“Better talk to him about head again,” said Fishnets. “If you want him to stay.”
“Wait, Frances, please,” I cried.
He paused and tapped his foot, then stared at the time on his iPhone.
“What if you do a show about me, as Cliff’s model, student, forger, and protégé.”
“A show about you?” Frances snorted.
“His influence on me. You have the Warhol prints. I’ll remake the skull. And I have photographs of the other forgeries. It can also be an exposé on the forgeries.”
Frances stepped closer. “How would you recreate the head?”
“Same way I did it in the first place,” I said, shrugging. “Sculpt it in clay, make a mold, cast it in resin. Patina it and glue on the rhinestones with Elmer’s.”
“I couldn’t get a million dollars from that.” Frances looked doubtful.
“You’d get a million dollars worth of PR,” I noted, baiting the hook. “Worldwide attention. Cliff is an international figure. There was a lot of gossip about the forgeries. Everyone was titillated and appalled at the same time. Viciously appalled.” I winced. “I found that out the hard way.”
Frances bit. “I would be the gallery who revealed the untold secrets.”
“It’s a great angle,” I sang. “Everyone would cover it, general media and arts media. Vogue, Arts and Antiques, W, Fine Art Connoisseur, American Arts Quarterly, the morning show … ”
Frances’ face actually paled with glee. “People would come from everywhere to visit the gallery.”
“People would talk about it for years. You’d be famous.”
“Not famous. Infamous.” Frances smiled. “I always wanted to be infamous.”
“You would show my work, too,” I said, lightly, but pointedly and carefully.
“Ugh. Everyone’s an artist. Sorry, sister, no.
That I can not do.” Frances made a dismissive hand motion.
I reached under my skirt, which brought a chorus of approval from the girls, and pulled out the rolled-up papers. I passed them through the bars to Frances.
Frances made a moue of impatience, but he opened them up. First he saw the handwritten letter from Cliff, and he was crestfallen all over again. He kind of moaned.
Then he saw the painting. His head lifted and his eyebrows raised and the light of dawning pleasure radiated over his face.
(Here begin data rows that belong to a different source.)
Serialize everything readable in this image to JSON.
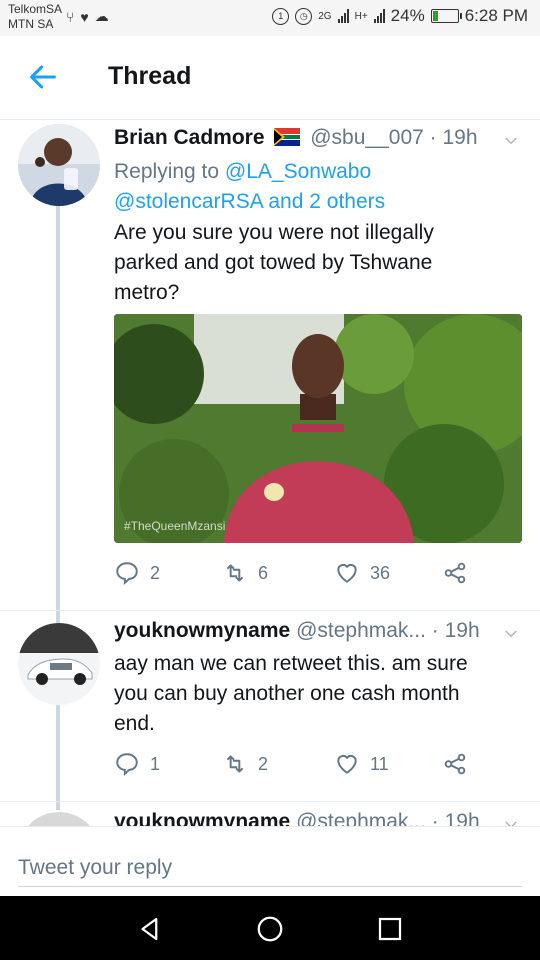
{
  "status_bar": {
    "carrier_1": "TelkomSA",
    "carrier_2": "MTN SA",
    "network_1": "2G",
    "network_2": "H+",
    "battery": "24%",
    "battery_level": 0.24,
    "time": "6:28 PM"
  },
  "header": {
    "title": "Thread",
    "back_icon": "arrow-left-icon"
  },
  "tweets": [
    {
      "name": "Brian Cadmore",
      "flag": "south-africa-flag-icon",
      "handle": "@sbu__007",
      "time": "· 19h",
      "replying_prefix": "Replying to ",
      "replying_users_line1": "@LA_Sonwabo",
      "replying_users_line2": "@stolencarRSA and 2 others",
      "text_line1": "Are you sure you were not illegally",
      "text_line2": "parked and got towed by Tshwane",
      "text_line3": "metro?",
      "media_watermark": "#TheQueenMzansi",
      "replies": "2",
      "retweets": "6",
      "likes": "36"
    },
    {
      "name": "youknowmyname",
      "handle": "@stephmak...",
      "time": "· 19h",
      "text_line1": "aay man we can retweet this. am sure",
      "text_line2": "you can buy another one cash month",
      "text_line3": "end.",
      "replies": "1",
      "retweets": "2",
      "likes": "11"
    },
    {
      "name": "youknowmyname",
      "handle": "@stephmak...",
      "time": "· 19h"
    }
  ],
  "reply_box": {
    "placeholder": "Tweet your reply"
  },
  "colors": {
    "accent": "#1da1f2",
    "text_primary": "#14171a",
    "text_secondary": "#657786",
    "thread_line": "#ccd6dd"
  }
}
So help me God, homeless, broke, discredited, starring in Internet porn, and locked up in jail, I had the best moment of my entire life right then: seeing Frances captivated by my painting.
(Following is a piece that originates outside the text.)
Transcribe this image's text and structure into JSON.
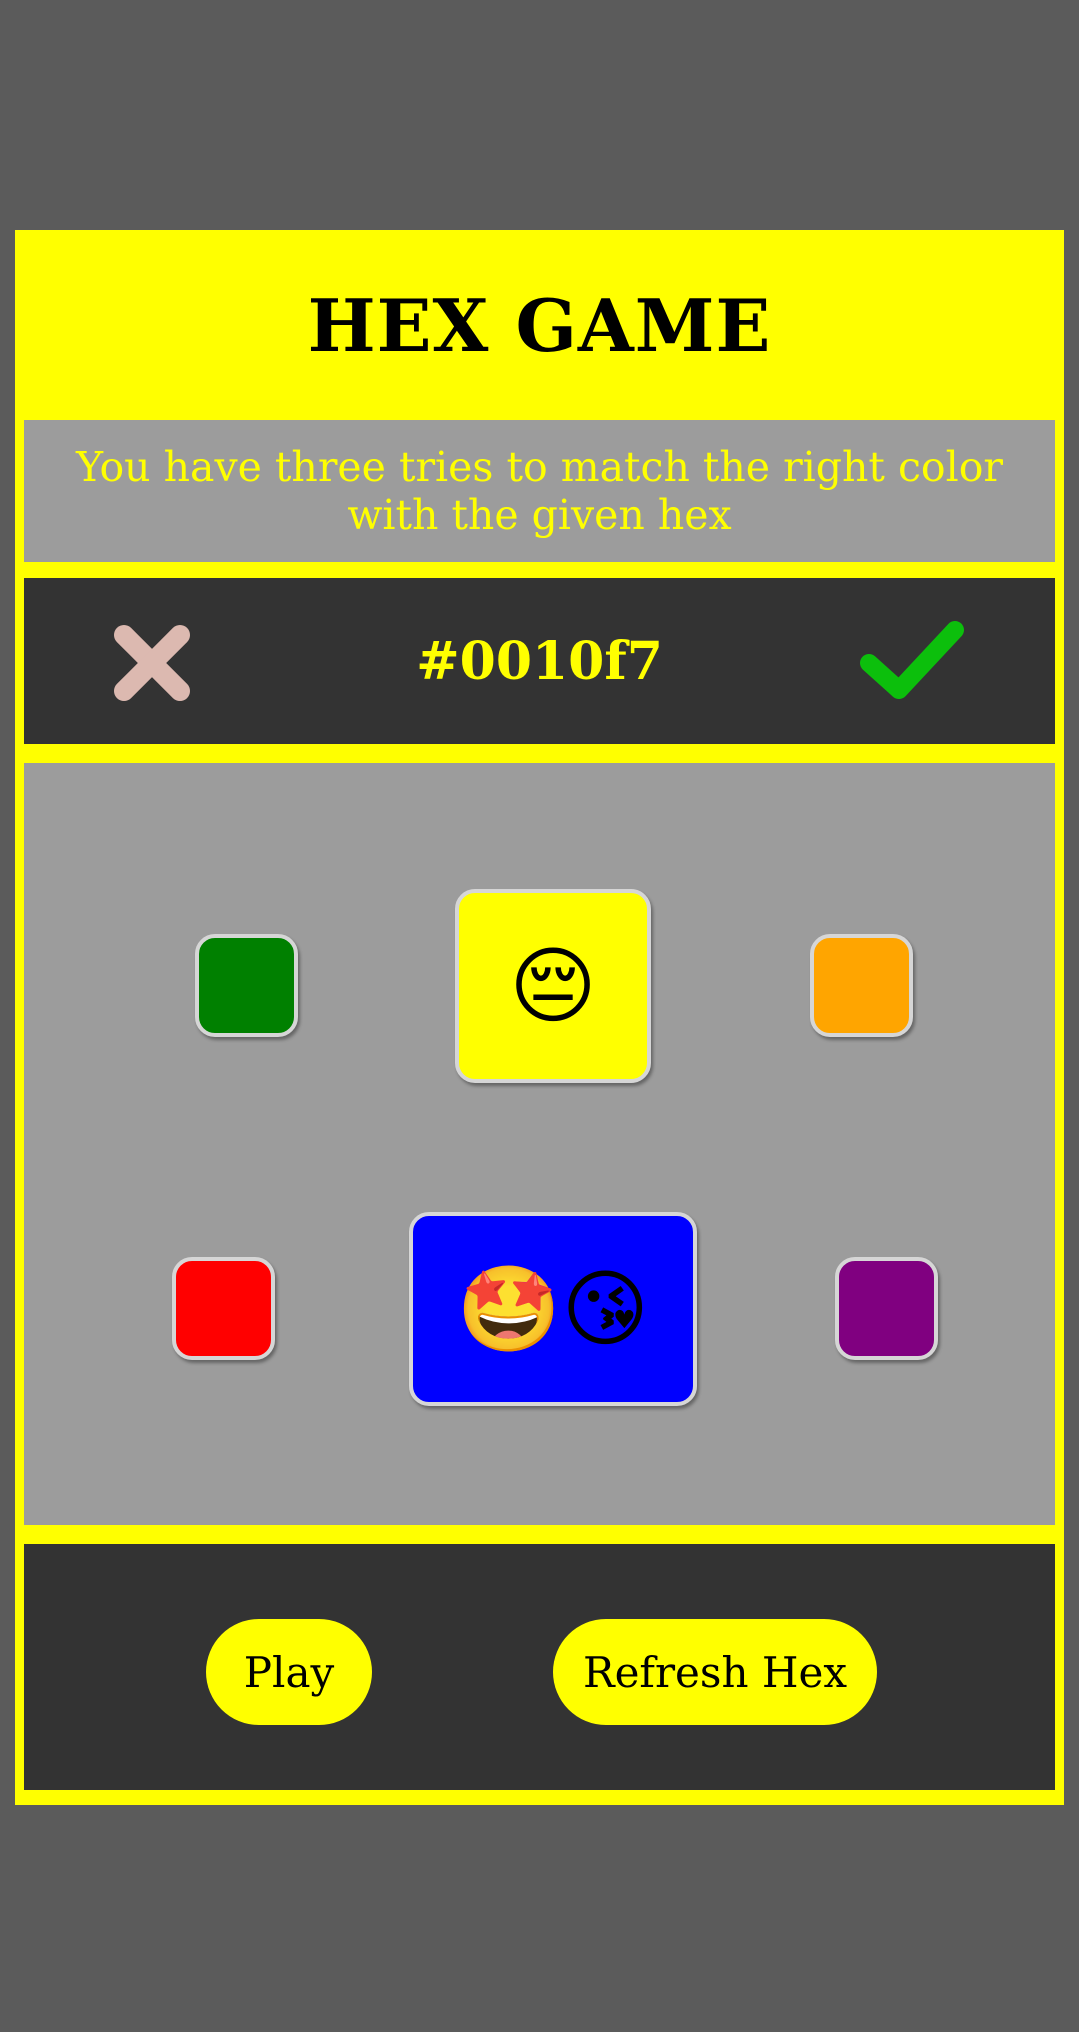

It was worth everything I’d been through just to see the true pleasure on his face as he beheld my work.
“You did this?” Frances asked with some disbelief. “Oil on paper?”
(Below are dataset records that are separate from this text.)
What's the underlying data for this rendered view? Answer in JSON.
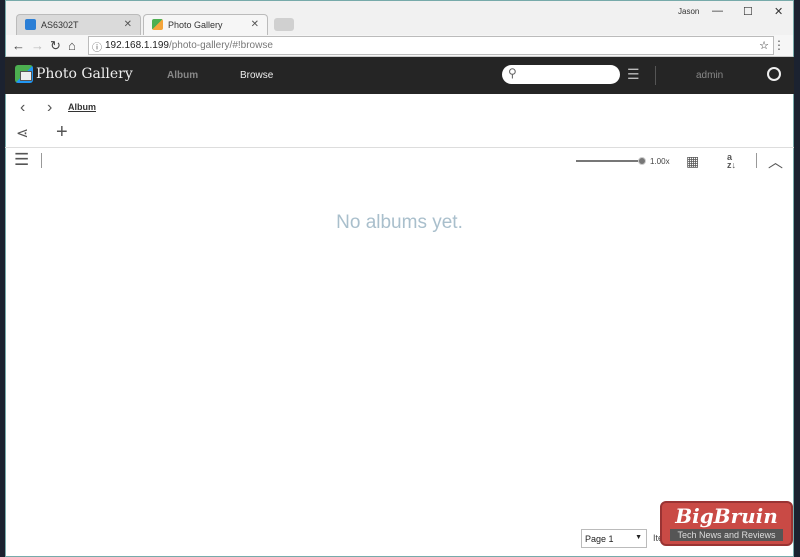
{
  "browser": {
    "tabs": [
      {
        "label": "AS6302T"
      },
      {
        "label": "Photo Gallery"
      }
    ],
    "user": "Jason",
    "url_host": "192.168.1.199",
    "url_path": "/photo-gallery/#!browse"
  },
  "app": {
    "title": "Photo Gallery",
    "nav": [
      {
        "label": "Album"
      },
      {
        "label": "Browse"
      }
    ],
    "search_placeholder": "",
    "user": "admin"
  },
  "breadcrumb": {
    "current": "Album"
  },
  "view": {
    "zoom_level": "1.00x",
    "zoom_fraction": 1.0
  },
  "main": {
    "empty_message": "No albums yet."
  },
  "footer": {
    "page_select": "Page 1",
    "items_label": "Ite"
  },
  "watermark": {
    "title": "BigBruin",
    "subtitle": "Tech News and Reviews"
  }
}
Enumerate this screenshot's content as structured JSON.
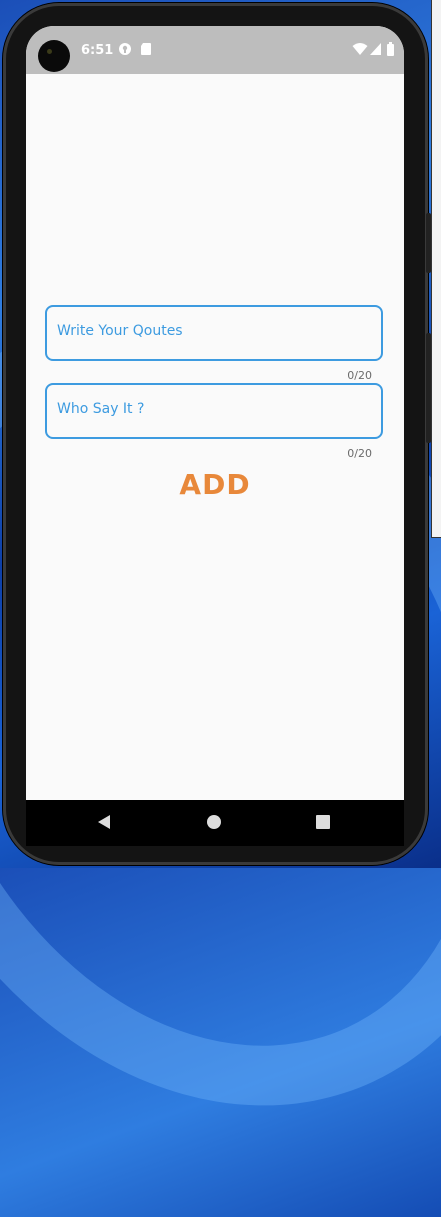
{
  "status_bar": {
    "time": "6:51",
    "icons": [
      "location-pin-icon",
      "sim-card-icon",
      "wifi-icon",
      "cellular-signal-icon",
      "battery-icon"
    ]
  },
  "form": {
    "quote_placeholder": "Write Your Qoutes",
    "quote_counter": "0/20",
    "author_placeholder": "Who Say It ?",
    "author_counter": "0/20",
    "add_label": "ADD"
  },
  "colors": {
    "field_border": "#3d9be0",
    "add_button": "#e8883a",
    "status_bar": "#bdbdbd"
  },
  "nav_bar": {
    "buttons": [
      "back-icon",
      "home-icon",
      "recents-icon"
    ]
  }
}
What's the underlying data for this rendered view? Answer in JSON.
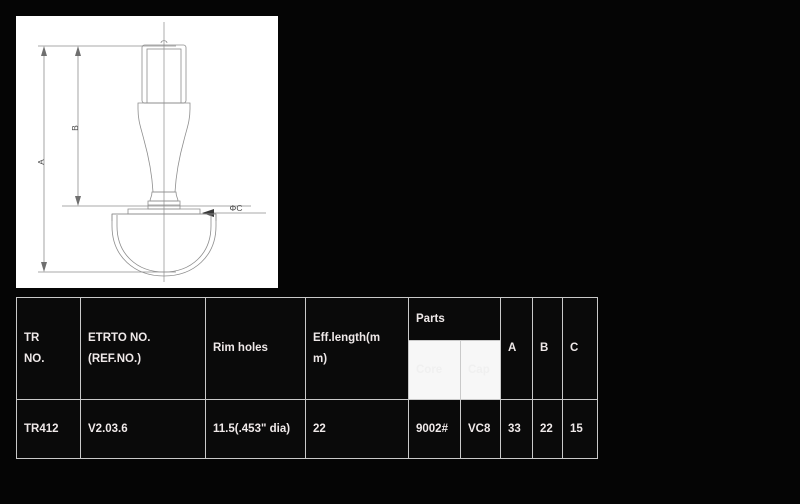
{
  "drawing": {
    "title": "tire-valve-stem-technical-drawing",
    "background_color": "#ffffff",
    "line_color": "#8a8a8a",
    "dimension_labels": {
      "overall_length": "A",
      "upper_length": "B",
      "diameter": "ΦC"
    }
  },
  "table": {
    "headers": {
      "tr_no_line1": "TR",
      "tr_no_line2": "NO.",
      "etrto_line1": "ETRTO NO.",
      "etrto_line2": "(REF.NO.)",
      "rim_holes": "Rim holes",
      "eff_length_line1": "Eff.length(m",
      "eff_length_line2": "m)",
      "parts": "Parts",
      "parts_core": "Core",
      "parts_cap": "Cap",
      "a": "A",
      "b": "B",
      "c": "C"
    },
    "rows": [
      {
        "tr_no": "TR412",
        "etrto_no": "V2.03.6",
        "rim_holes": "11.5(.453\" dia)",
        "eff_length": "22",
        "parts_core": "9002#",
        "parts_cap": "VC8",
        "a": "33",
        "b": "22",
        "c": "15"
      }
    ]
  },
  "colors": {
    "page_background": "#050505",
    "table_border": "#c9c9c9",
    "table_text": "#efe9e9",
    "subheader_background": "#f7f7f7",
    "subheader_text": "#f0f0f0"
  }
}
“Oil on eviction notice,” I clarified.
“Turner influence,” he noted. “Interesting use of color. Almost old masterish, in a good way, the palate. Florentine. But absolutely contemporary, too.”
The ladies crowded around me, trying to see.
“I have dozens of canvases,” I said. I was suddenly aflutter with nervousness and excitement. Was I really going to show my work to an important gallerist? Was I really setting up a show for myself?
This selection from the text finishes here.